← Code

Trellis

Spec-driven orchestration for AI coding agents. Separates planning from execution because agents that think before they type produce better code.

GitHub →
TypeScriptAI AgentsOrchestration

Most AI coding tools let agents jump straight into your codebase and start writing. No plan. No review. No audit trail. Just vibes and a prayer.

The result is predictable: code that looks right, passes the tests, and slowly rots from the inside. Duplicated blocks. Architectural drift. Changes nobody asked for buried in changes somebody did. The agent ships fast and you spend the next week figuring out what it actually did.

Trellis enforces a simple constraint: think before you type.

Every non-trivial task becomes a YAML specification before a single line of code changes. The spec defines what will change, in what order, with what acceptance criteria, and how to roll it back if it breaks. A human reviews and approves the spec. Only then does the agent execute - phase by phase, validated at every checkpoint, auditable after the fact.
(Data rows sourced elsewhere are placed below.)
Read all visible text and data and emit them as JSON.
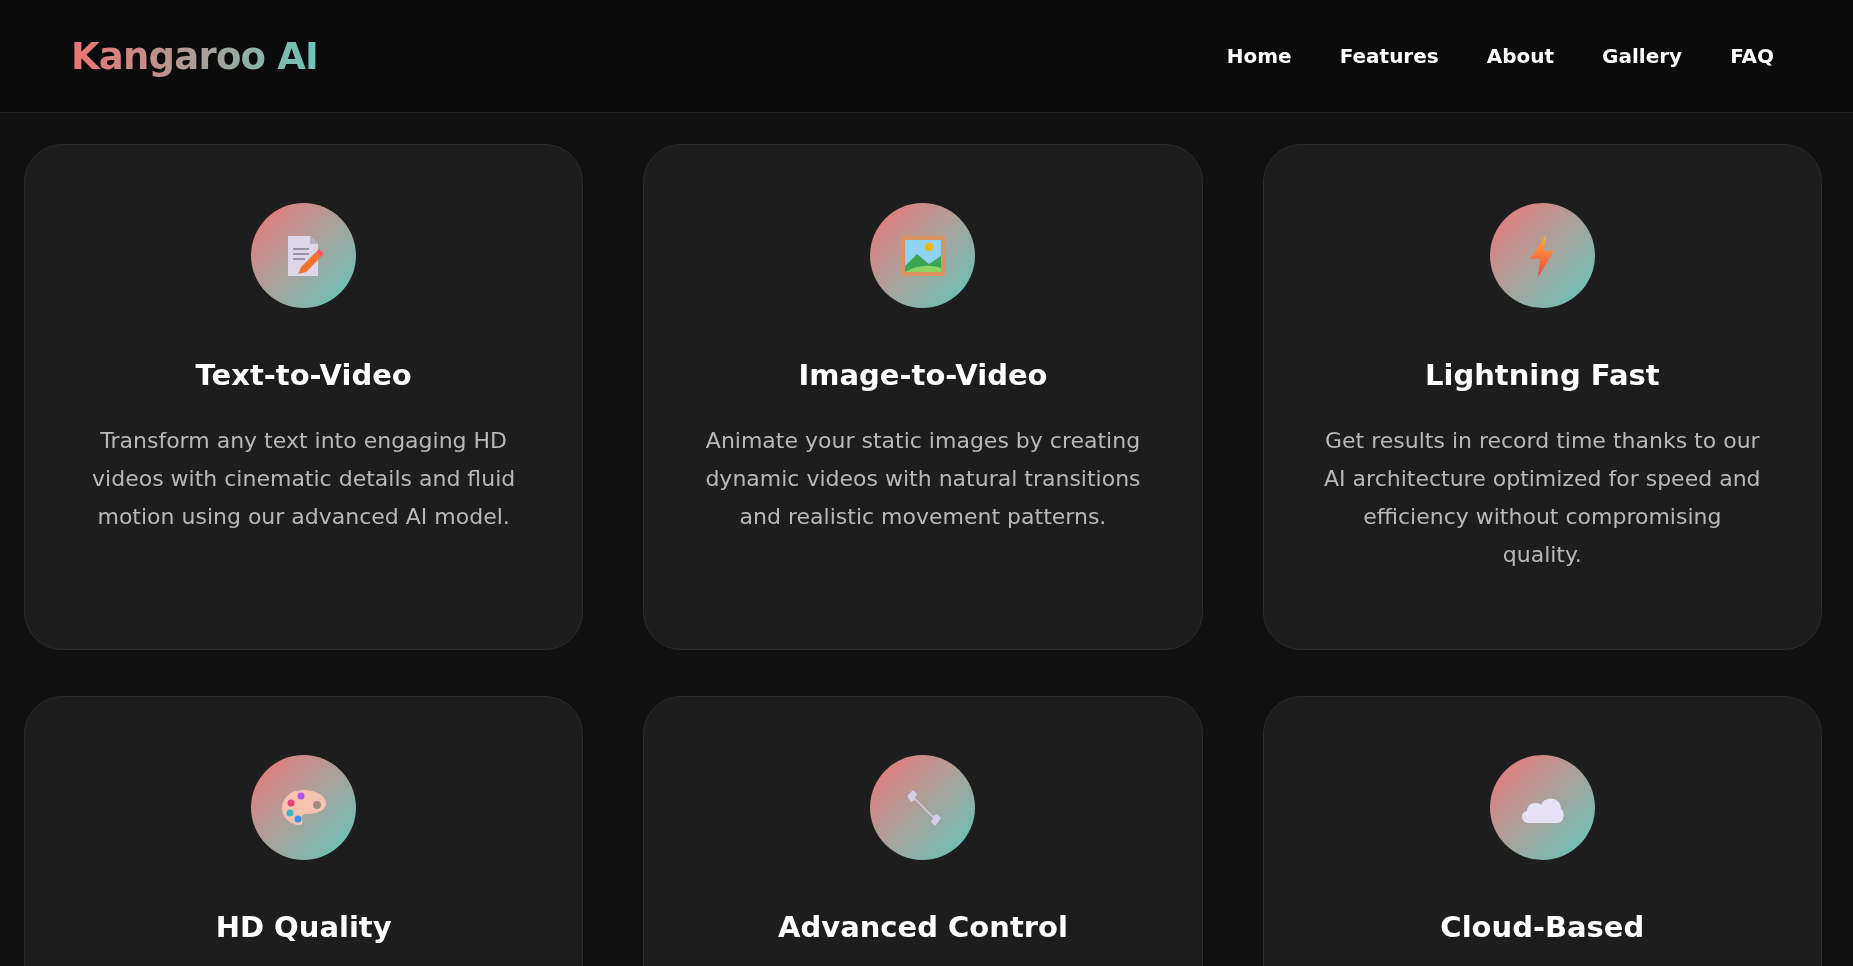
{
  "header": {
    "logo": "Kangaroo AI",
    "nav": [
      "Home",
      "Features",
      "About",
      "Gallery",
      "FAQ"
    ]
  },
  "features": [
    {
      "title": "Text-to-Video",
      "description": "Transform any text into engaging HD videos with cinematic details and fluid motion using our advanced AI model."
    },
    {
      "title": "Image-to-Video",
      "description": "Animate your static images by creating dynamic videos with natural transitions and realistic movement patterns."
    },
    {
      "title": "Lightning Fast",
      "description": "Get results in record time thanks to our AI architecture optimized for speed and efficiency without compromising quality."
    },
    {
      "title": "HD Quality"
    },
    {
      "title": "Advanced Control"
    },
    {
      "title": "Cloud-Based"
    }
  ]
}
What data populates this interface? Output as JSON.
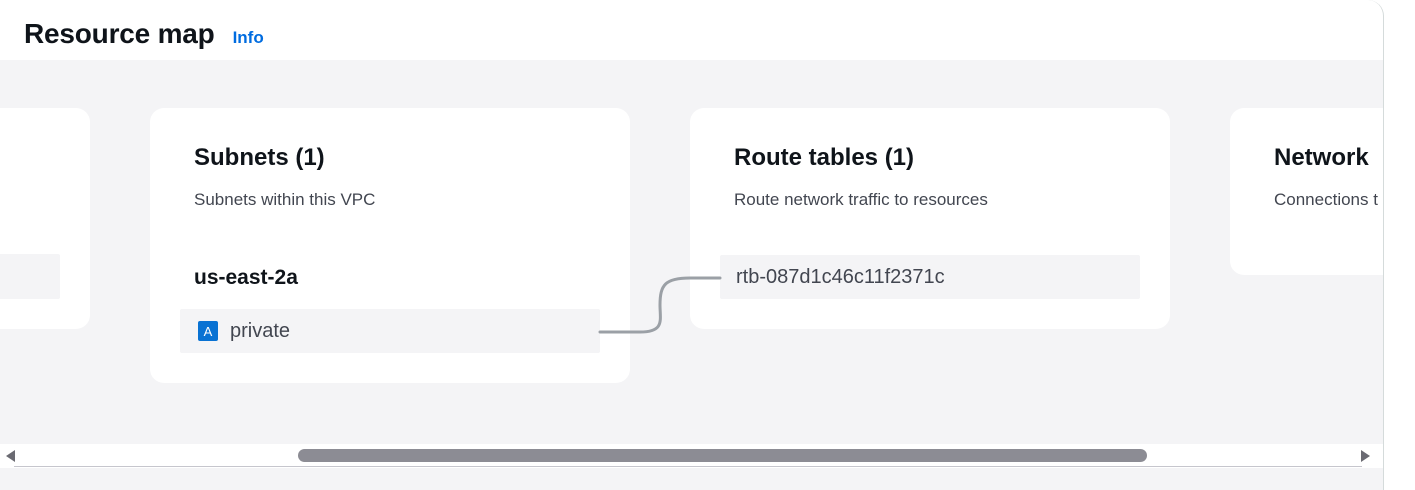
{
  "header": {
    "title": "Resource map",
    "info_label": "Info"
  },
  "subnets": {
    "title": "Subnets (1)",
    "description": "Subnets within this VPC",
    "availability_zone": "us-east-2a",
    "items": [
      {
        "badge": "A",
        "label": "private"
      }
    ]
  },
  "route_tables": {
    "title": "Route tables (1)",
    "description": "Route network traffic to resources",
    "items": [
      {
        "label": "rtb-087d1c46c11f2371c"
      }
    ]
  },
  "network_connections": {
    "title": "Network",
    "description": "Connections t"
  },
  "colors": {
    "accent": "#006ce0",
    "badge": "#0972d3",
    "map_background": "#f4f4f6",
    "connector": "#9ba0a6"
  }
}
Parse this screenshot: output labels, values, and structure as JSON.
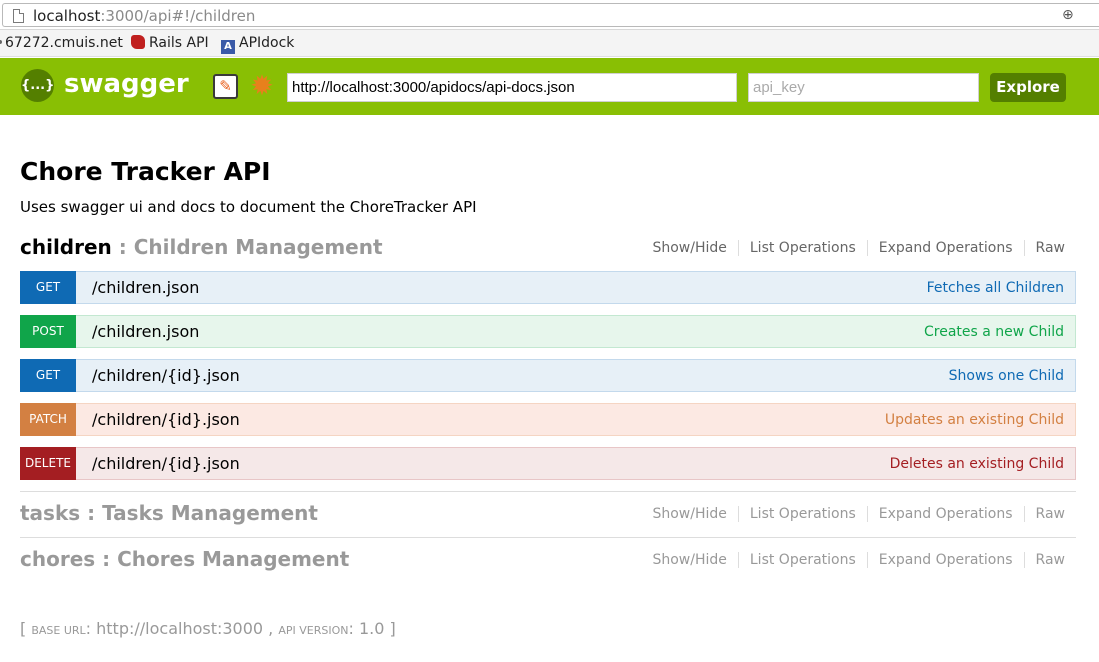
{
  "browser": {
    "url_host": "localhost",
    "url_rest": ":3000/api#!/children",
    "bookmarks": [
      {
        "label": "67272.cmuis.net"
      },
      {
        "label": "Rails API"
      },
      {
        "label": "APIdock"
      }
    ]
  },
  "header": {
    "logo_glyph": "{...}",
    "title": "swagger",
    "url_value": "http://localhost:3000/apidocs/api-docs.json",
    "api_key_placeholder": "api_key",
    "explore_label": "Explore",
    "colors": {
      "bar": "#89bf04",
      "dark": "#547f00"
    }
  },
  "info": {
    "title": "Chore Tracker API",
    "description": "Uses swagger ui and docs to document the ChoreTracker API"
  },
  "resources": [
    {
      "name": "children",
      "separator": " : ",
      "description": "Children Management",
      "ops_links": [
        "Show/Hide",
        "List Operations",
        "Expand Operations",
        "Raw"
      ],
      "operations": [
        {
          "method": "GET",
          "path": "/children.json",
          "summary": "Fetches all Children"
        },
        {
          "method": "POST",
          "path": "/children.json",
          "summary": "Creates a new Child"
        },
        {
          "method": "GET",
          "path": "/children/{id}.json",
          "summary": "Shows one Child"
        },
        {
          "method": "PATCH",
          "path": "/children/{id}.json",
          "summary": "Updates an existing Child"
        },
        {
          "method": "DELETE",
          "path": "/children/{id}.json",
          "summary": "Deletes an existing Child"
        }
      ]
    },
    {
      "name": "tasks",
      "separator": " : ",
      "description": "Tasks Management",
      "ops_links": [
        "Show/Hide",
        "List Operations",
        "Expand Operations",
        "Raw"
      ]
    },
    {
      "name": "chores",
      "separator": " : ",
      "description": "Chores Management",
      "ops_links": [
        "Show/Hide",
        "List Operations",
        "Expand Operations",
        "Raw"
      ]
    }
  ],
  "footer": {
    "open": "[ ",
    "base_url_label": "base url",
    "colon1": ": ",
    "base_url": "http://localhost:3000",
    "comma": " , ",
    "api_version_label": "api version",
    "colon2": ": ",
    "api_version": "1.0",
    "close": " ]"
  }
}
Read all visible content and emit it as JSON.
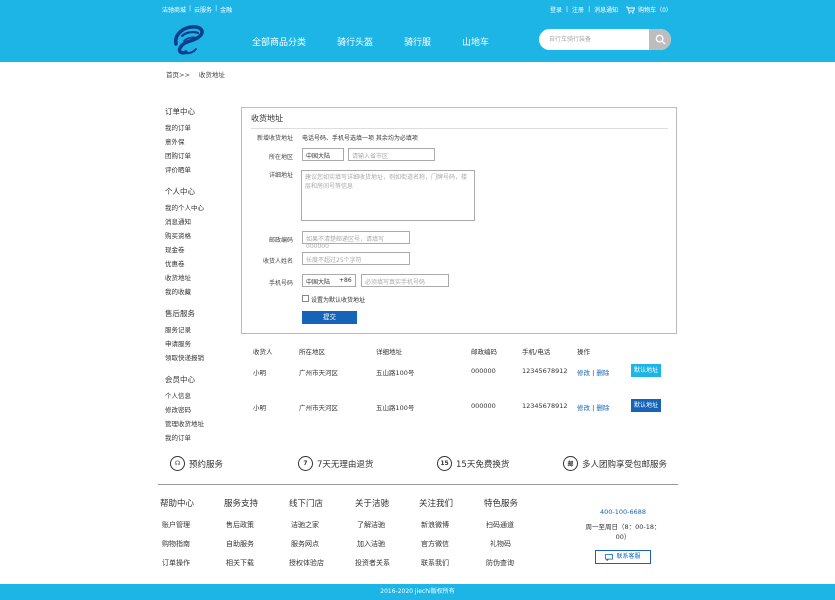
{
  "topbar": {
    "links_left": [
      "洁驰商城",
      "|",
      "云服务",
      "|",
      "金融"
    ],
    "login": "登录",
    "sep": "|",
    "register": "注册",
    "messages": "消息通知",
    "cart": "购物车（0）"
  },
  "nav": {
    "items": [
      "全部商品分类",
      "骑行头盔",
      "骑行服",
      "山地车"
    ],
    "search_placeholder": "自行车骑行装备"
  },
  "breadcrumb": {
    "home": "首页>>",
    "current": "收货地址"
  },
  "sidebar": [
    {
      "title": "订单中心",
      "items": [
        "我的订单",
        "意外保",
        "团购订单",
        "评价晒单"
      ]
    },
    {
      "title": "个人中心",
      "items": [
        "我的个人中心",
        "消息通知",
        "购买资格",
        "现金卷",
        "优惠卷",
        "收货地址",
        "我的收藏"
      ]
    },
    {
      "title": "售后服务",
      "items": [
        "服务记录",
        "申请服务",
        "领取快递报销"
      ]
    },
    {
      "title": "会员中心",
      "items": [
        "个人信息",
        "修改密码",
        "管理收货地址",
        "我的订单"
      ]
    }
  ],
  "form": {
    "title": "收货地址",
    "new_label": "新增收货地址",
    "new_note": "电话号码、手机号选填一项 其余均为必填项",
    "region_label": "所在地区",
    "region_value": "中国大陆",
    "region_placeholder": "请输入省市区",
    "detail_label": "详细地址",
    "detail_placeholder": "建议您如实填写详细收货地址，例如街道名称，门牌号码，楼层和房间号等信息",
    "zip_label": "邮政编码",
    "zip_placeholder": "如果不清楚邮递区号，请填写000000",
    "name_label": "收货人姓名",
    "name_placeholder": "长度不超过25个字符",
    "phone_label": "手机号码",
    "phone_region": "中国大陆",
    "phone_code": "+86",
    "phone_placeholder": "必须填写真实手机号码",
    "default_label": "设置为默认收货地址",
    "submit": "提交"
  },
  "table": {
    "headers": [
      "收货人",
      "所在地区",
      "详细地址",
      "邮政编码",
      "手机/电话",
      "操作"
    ],
    "rows": [
      {
        "name": "小明",
        "region": "广州市天河区",
        "address": "五山路100号",
        "zip": "000000",
        "phone": "12345678912",
        "edit": "修改",
        "sep": "|",
        "del": "删除",
        "default": "默认地址"
      },
      {
        "name": "小明",
        "region": "广州市天河区",
        "address": "五山路100号",
        "zip": "000000",
        "phone": "12345678912",
        "edit": "修改",
        "sep": "|",
        "del": "删除",
        "default": "默认地址"
      }
    ],
    "default_colors": [
      "#1cb5e6",
      "#1664b8"
    ]
  },
  "services": [
    {
      "icon": "headset-icon",
      "glyph": "☊",
      "text": "预约服务"
    },
    {
      "icon": "seven-day-icon",
      "glyph": "7",
      "text": "7天无理由退货"
    },
    {
      "icon": "fifteen-day-icon",
      "glyph": "15",
      "text": "15天免费换货"
    },
    {
      "icon": "mail-icon",
      "glyph": "邮",
      "text": "多人团购享受包邮服务"
    }
  ],
  "footer": {
    "columns": [
      {
        "title": "帮助中心",
        "links": [
          "账户管理",
          "购物指南",
          "订单操作"
        ]
      },
      {
        "title": "服务支持",
        "links": [
          "售后政策",
          "自助服务",
          "相关下载"
        ]
      },
      {
        "title": "线下门店",
        "links": [
          "洁驰之家",
          "服务网点",
          "授权体验店"
        ]
      },
      {
        "title": "关于洁驰",
        "links": [
          "了解洁驰",
          "加入洁驰",
          "投资者关系"
        ]
      },
      {
        "title": "关注我们",
        "links": [
          "新浪微博",
          "官方微信",
          "联系我们"
        ]
      },
      {
        "title": "特色服务",
        "links": [
          "扫码通道",
          "礼物码",
          "防伪查询"
        ]
      }
    ],
    "phone": "400-100-6688",
    "hours": "周一至周日（8：00-18：00）",
    "service_btn": "联系客服",
    "copyright": "2016-2020 jiechi版权所有"
  },
  "colors": {
    "brand": "#1cb5e6",
    "accent": "#1664b8"
  }
}
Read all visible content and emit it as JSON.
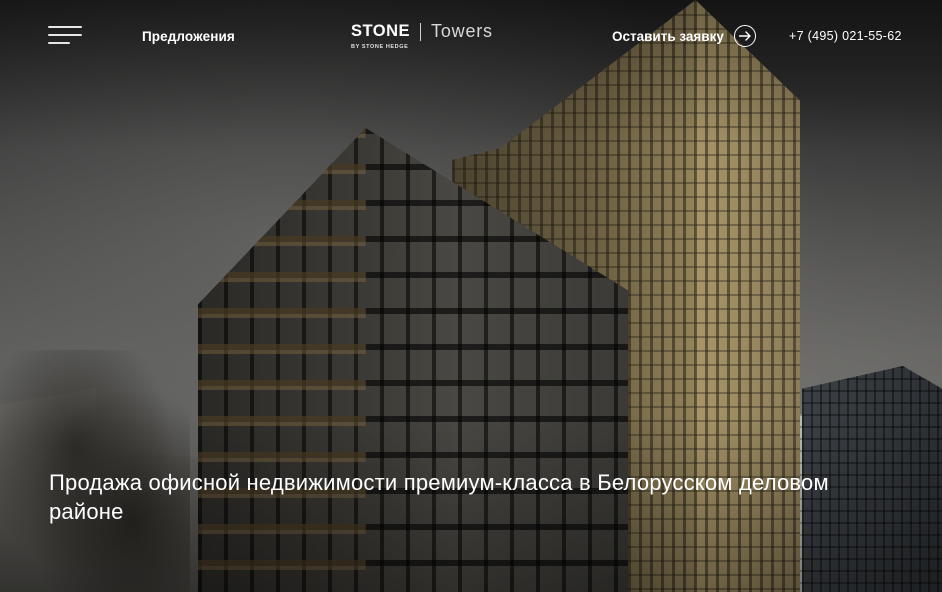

This isn’t a wrapper around a prompt. It’s a development methodology - the same separation of planning from execution that every serious engineering discipline has always required, applied to the one context where people decided to skip it entirely.

The spec as contract

The spec isn’t documentation. It’s a contract between what was requested and what gets delivered.

Before any code changes, there must be a machine-readable YAML artifact that defines precisely what will change. The human approves the plan, not the outcome. Once approved, the agent operates autonomously within those bounds. Another agent - or human - can pick up the same spec and execute it identically. Prompts are ephemeral. Specs are artifacts.

A spec declares:

  • Task definition - objectives, scope boundaries (in/out), assumptions, size, risk level
  • Context - packages affected, files impacted with line ranges, architectural invariants that must be preserved
  • Touchpoints - every system, module, or adapter the change will touch
  • Risks - what could go wrong, impact level, mitigation plan
  • Phases - ordered execution steps, each with file-level change declarations and acceptance criteria
  • Rollback - per-phase undo commands so failure is recoverable, not catastrophic
  • Definition of done - explicit checklist items that get checked off during execution

The spec forces the outcome into view before it happens. You can’t review an outcome you didn’t see coming.

Planning mode

Planning isn’t “generate a spec.” It’s a structured exploration cycle that the agent runs conversationally with the developer:

  1. THOUGHT - interpret the request in repo terms, identify unknowns
  2. ACTION - search the codebase, read files, check diffs to answer those unknowns
  3. OBSERVATION - capture what was learned: files, invariants, risks, dependencies
  4. THOUGHT - update the spec, ask clarifying questions when information is missing
  5. REPEAT until all required fields are filled and assumptions are explicit

The agent is in read-only mode during planning. It can explore anything but change nothing outside .ai/specs/. If planning gets blocked on missing information, the spec saves with status: under_review and the agent tells you exactly what it needs. Max 20 cycles - if it’s still uncertain, it documents assumptions and moves on. No infinite loops.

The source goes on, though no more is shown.